The Genome Data Base (GDB), located at Johns Hopkins University (Baltimore, Maryland), provides location, ordering, and distance information for human genetic markers, probes, and contigs linked to known human genetic disease. GDB is presently working on incorporating physical mapping data. Also at Hopkins is the Online Mendelian Inheritance in Man database, a catalog of inherited human traits and diseases.
The Human and Mouse Probes and Libraries Database (located at the American Type Culture Collection in Rockville, Maryland) and the GBASE mouse database (located at Jackson Laboratory, Bar Harbor, Maine) include data on RFLPs, chromosomal assignments, and probes from the laboratory mouse.

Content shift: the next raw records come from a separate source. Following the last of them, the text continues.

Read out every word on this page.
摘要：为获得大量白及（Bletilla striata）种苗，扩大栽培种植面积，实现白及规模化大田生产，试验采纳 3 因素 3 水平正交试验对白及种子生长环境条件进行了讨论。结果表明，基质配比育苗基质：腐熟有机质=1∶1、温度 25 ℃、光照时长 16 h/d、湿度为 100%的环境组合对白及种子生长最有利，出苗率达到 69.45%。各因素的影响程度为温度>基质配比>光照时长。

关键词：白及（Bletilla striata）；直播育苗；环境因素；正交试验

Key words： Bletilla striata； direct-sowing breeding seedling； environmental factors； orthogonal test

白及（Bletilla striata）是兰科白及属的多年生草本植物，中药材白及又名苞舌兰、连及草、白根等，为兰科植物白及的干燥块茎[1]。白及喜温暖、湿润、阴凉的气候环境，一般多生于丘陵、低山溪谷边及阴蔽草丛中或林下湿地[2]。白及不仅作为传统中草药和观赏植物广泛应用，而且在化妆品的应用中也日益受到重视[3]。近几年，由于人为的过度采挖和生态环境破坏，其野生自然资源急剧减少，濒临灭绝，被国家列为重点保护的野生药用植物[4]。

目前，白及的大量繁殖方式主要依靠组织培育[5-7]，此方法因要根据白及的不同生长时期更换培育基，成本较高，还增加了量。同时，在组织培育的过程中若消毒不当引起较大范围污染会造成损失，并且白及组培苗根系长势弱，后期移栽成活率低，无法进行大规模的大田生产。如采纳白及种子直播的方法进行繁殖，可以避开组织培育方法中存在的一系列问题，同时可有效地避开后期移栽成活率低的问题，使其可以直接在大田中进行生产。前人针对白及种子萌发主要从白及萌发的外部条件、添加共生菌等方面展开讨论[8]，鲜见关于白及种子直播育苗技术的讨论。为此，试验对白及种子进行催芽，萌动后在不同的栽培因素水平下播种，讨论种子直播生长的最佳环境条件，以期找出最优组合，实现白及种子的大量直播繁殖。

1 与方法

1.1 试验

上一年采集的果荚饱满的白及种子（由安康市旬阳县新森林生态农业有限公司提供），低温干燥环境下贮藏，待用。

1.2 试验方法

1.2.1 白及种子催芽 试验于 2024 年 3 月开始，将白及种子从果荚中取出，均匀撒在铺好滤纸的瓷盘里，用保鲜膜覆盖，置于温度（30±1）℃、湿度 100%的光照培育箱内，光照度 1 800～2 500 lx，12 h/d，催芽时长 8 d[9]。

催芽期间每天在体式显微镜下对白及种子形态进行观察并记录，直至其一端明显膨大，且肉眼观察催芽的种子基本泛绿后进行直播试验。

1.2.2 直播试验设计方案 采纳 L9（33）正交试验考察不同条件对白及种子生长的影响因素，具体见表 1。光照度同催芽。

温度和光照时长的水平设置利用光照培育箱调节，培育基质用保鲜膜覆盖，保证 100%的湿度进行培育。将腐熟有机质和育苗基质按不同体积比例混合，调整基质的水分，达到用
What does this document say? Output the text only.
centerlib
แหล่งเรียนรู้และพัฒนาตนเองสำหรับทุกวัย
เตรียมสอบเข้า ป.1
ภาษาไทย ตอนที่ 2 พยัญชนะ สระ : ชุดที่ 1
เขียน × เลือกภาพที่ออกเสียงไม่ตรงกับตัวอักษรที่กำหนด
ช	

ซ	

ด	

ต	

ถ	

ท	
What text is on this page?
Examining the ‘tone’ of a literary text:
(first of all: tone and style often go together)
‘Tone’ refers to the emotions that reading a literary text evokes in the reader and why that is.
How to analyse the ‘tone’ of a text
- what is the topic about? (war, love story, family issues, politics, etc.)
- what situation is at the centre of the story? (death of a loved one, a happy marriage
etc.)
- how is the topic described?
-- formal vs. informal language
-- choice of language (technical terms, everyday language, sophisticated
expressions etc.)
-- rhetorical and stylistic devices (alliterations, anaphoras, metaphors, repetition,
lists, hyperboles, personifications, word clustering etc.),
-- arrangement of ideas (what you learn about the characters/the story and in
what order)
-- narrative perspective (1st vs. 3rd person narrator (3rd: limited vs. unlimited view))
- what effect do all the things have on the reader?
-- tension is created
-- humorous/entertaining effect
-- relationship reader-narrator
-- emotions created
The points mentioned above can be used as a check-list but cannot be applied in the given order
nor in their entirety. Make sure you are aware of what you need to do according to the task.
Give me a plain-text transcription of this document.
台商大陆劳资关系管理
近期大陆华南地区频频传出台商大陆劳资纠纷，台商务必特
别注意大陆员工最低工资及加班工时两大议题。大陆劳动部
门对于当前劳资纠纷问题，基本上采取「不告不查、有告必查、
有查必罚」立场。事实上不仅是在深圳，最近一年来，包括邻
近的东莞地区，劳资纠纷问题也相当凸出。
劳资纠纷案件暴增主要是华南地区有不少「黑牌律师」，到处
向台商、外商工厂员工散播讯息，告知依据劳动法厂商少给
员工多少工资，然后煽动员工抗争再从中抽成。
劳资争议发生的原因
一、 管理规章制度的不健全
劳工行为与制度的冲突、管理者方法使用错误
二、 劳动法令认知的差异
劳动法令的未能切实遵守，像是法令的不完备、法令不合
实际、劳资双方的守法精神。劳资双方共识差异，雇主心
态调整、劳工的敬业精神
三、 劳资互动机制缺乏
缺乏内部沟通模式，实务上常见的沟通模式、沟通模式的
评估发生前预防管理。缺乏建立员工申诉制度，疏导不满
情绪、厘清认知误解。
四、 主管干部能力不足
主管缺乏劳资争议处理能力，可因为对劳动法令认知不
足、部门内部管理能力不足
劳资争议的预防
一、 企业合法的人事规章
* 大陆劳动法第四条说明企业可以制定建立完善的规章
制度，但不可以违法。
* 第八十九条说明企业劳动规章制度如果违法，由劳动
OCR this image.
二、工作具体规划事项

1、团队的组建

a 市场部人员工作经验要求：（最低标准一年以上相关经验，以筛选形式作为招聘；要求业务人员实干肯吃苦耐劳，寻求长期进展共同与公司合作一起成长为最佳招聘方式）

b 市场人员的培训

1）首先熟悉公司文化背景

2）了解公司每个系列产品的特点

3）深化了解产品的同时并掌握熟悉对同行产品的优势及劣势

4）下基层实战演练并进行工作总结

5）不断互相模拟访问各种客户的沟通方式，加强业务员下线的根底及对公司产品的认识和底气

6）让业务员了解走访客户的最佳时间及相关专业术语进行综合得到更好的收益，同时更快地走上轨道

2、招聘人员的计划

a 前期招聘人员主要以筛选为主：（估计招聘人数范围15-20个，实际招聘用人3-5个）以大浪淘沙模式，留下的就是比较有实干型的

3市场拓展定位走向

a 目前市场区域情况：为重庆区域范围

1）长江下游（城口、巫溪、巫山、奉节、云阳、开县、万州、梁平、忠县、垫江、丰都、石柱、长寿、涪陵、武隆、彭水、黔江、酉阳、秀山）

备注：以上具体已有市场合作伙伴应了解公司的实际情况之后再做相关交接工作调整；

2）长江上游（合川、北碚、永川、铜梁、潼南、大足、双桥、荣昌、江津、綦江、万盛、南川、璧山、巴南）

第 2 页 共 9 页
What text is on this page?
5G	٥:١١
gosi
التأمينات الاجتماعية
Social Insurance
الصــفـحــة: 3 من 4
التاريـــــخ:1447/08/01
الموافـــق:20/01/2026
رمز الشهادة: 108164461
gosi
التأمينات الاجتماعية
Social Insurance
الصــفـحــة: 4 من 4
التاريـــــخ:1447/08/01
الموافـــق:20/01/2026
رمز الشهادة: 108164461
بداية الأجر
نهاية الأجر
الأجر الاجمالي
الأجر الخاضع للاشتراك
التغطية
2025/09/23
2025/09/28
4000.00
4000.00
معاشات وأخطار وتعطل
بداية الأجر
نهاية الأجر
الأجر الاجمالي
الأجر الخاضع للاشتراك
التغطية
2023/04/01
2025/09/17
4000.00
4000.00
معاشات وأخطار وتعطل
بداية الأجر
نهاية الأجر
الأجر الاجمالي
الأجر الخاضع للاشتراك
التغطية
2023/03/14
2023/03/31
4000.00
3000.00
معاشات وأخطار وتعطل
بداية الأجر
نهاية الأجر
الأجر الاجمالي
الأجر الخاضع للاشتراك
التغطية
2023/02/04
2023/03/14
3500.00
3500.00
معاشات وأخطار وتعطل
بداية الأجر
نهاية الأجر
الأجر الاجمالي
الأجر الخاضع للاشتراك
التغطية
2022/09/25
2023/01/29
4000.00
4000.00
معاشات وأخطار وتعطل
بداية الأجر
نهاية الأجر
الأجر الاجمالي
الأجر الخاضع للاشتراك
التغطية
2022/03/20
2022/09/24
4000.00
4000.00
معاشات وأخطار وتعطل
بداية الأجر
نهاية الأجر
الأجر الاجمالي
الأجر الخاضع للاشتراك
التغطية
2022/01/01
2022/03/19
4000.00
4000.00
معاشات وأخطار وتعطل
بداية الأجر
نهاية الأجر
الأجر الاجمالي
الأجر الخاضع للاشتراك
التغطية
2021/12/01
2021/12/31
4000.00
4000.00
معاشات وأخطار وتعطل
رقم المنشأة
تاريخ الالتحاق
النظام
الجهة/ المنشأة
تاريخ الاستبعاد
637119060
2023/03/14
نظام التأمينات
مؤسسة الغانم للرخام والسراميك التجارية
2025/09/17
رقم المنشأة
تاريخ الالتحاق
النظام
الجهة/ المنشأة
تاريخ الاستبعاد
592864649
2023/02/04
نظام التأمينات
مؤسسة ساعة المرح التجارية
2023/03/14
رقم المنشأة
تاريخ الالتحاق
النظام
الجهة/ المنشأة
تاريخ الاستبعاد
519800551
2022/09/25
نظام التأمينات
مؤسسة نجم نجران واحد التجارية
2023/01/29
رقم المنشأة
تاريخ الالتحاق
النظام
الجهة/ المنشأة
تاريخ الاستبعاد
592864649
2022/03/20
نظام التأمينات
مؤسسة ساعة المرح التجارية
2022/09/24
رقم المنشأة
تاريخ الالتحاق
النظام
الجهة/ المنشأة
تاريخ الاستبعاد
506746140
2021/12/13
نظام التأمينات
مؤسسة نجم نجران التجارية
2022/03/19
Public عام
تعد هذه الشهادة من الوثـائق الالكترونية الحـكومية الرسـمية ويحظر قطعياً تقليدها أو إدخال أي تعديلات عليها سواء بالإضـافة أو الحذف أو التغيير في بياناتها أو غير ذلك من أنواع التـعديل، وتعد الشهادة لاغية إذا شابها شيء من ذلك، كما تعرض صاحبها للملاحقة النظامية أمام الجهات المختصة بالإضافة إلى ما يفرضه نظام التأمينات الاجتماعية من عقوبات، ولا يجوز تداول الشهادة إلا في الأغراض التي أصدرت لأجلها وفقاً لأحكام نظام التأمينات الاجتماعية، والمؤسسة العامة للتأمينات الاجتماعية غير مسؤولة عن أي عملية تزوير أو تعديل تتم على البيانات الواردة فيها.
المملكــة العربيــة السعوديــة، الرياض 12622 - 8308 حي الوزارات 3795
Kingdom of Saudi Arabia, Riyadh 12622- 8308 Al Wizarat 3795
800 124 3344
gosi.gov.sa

Public databases containing the complete nucleotide sequence of the human genome and those of selected model organisms will be one of the most useful products of the Human Genome Project. Four major public databases now store nucleotide sequences: GenBank and Genome Sequence DataBase (GSDB) in the United States, European Molecular Biology Laboratory (EMBL) Nucleotide Sequence Database in the United Kingdom, and the DNA Data Bank of Japan (DDBJ). The databases collaborate to share sequences, which are compiled from direct author submissions and journal scans. The four databases now house a total of almost 200 Mb of sequence. Although human sequences predominate, more than 8000 species are represented. [Paragraph updated 7/94.]
The major protein sequence databases are the Protein Identification Resource (National Biomedical Research Foundation), Swissprot, and GenPept (distributed with GenBank). In addition to sequence information, they contain information on protein motifs and other features of protein structure.